There are two varieties:
- Salix cupularis var. cupularis: the tip of the leaf is more or less rounded and pointed, male catkins are about 1 centimeter long. The distribution area is in the Chinese provinces of Gansu, Qinghai, Shaanxi, Sichuan on mountain slopes at elevations of 2500 to 4000 meters.

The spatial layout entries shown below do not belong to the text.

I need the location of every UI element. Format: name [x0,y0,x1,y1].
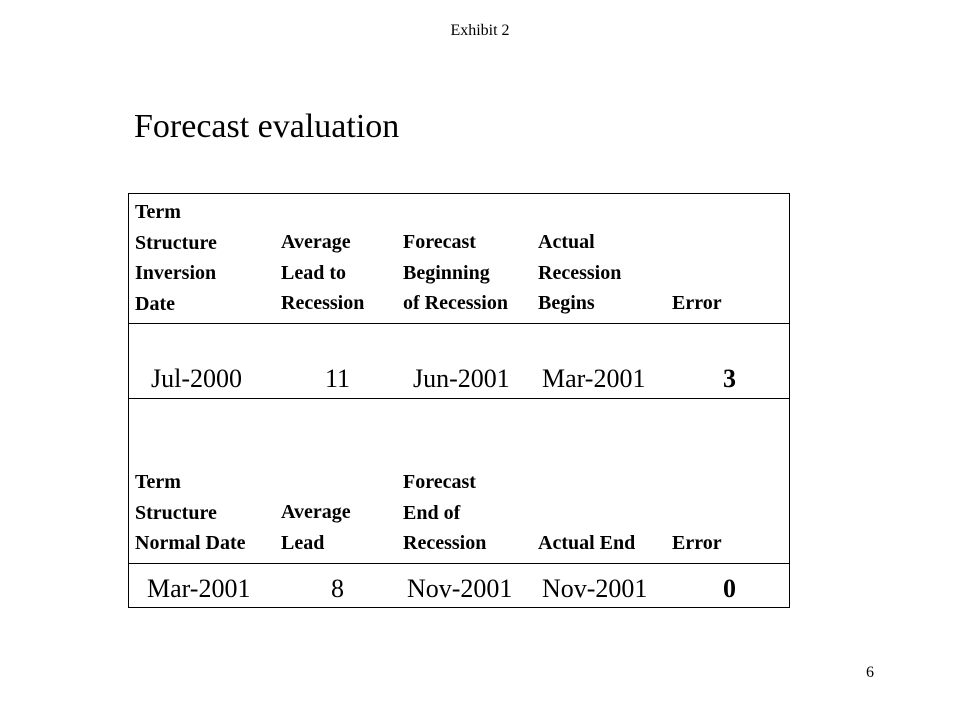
row-divider [129,563,789,564]
average-lead-value: 11 [325,364,351,393]
header-term-structure-inversion-date: Term Structure Inversion Date [135,201,217,315]
header-error: Error [672,532,722,554]
header-forecast-end-of-recession: Forecast End of Recession [403,471,487,554]
header-actual-recession-begins: Actual Recession Begins [538,231,622,314]
row-divider [129,398,789,399]
header-error: Error [672,292,722,314]
header-average-lead: Average Lead [281,501,351,554]
error-value: 3 [723,364,736,393]
actual-begins-value: Mar-2001 [542,364,646,393]
average-lead-value: 8 [331,574,344,603]
forecast-beginning-value: Jun-2001 [413,364,510,393]
forecast-end-value: Nov-2001 [407,574,513,603]
row-divider [129,323,789,324]
page-title: Forecast evaluation [134,108,400,145]
actual-end-value: Nov-2001 [542,574,648,603]
error-value: 0 [723,574,736,603]
inversion-date-value: Jul-2000 [151,364,242,393]
forecast-evaluation-table: Term Structure Inversion Date Average Le… [128,193,790,608]
header-term-structure-normal-date: Term Structure Normal Date [135,471,246,554]
header-forecast-beginning-of-recession: Forecast Beginning of Recession [403,231,508,314]
header-actual-end: Actual End [538,532,636,554]
header-average-lead-to-recession: Average Lead to Recession [281,231,365,314]
normal-date-value: Mar-2001 [147,574,251,603]
exhibit-label: Exhibit 2 [450,22,510,39]
page-number: 6 [866,664,874,681]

- Salix cupularis var. acutifolia S. Q. Zhou: The tip of the leaf is long, pointed, male catkins are up to 2 centimeters long. The distribution area is in Inner Mongolia in the Helen Mountains at an elevation of about 3200 meters.

==Literature==
- Wu Zheng-yi, Peter H. Raven (Ed.): Flora of China. Volume 4: Cycadaceae through Fagaceae. Science Press / Missouri Botanical Garden Press, Beijing / St. Louis 1999, ISBN 0-915279-70-3, pp. 218, 220, 221 (English).
- Helmut Genaust: Etymological dictionary of botanical plant names. 3rd, completely revised and expanded edition. Nikol, Hamburg 2005, ISBN 3-937872-16-7, p. 552 (reprint from 1996).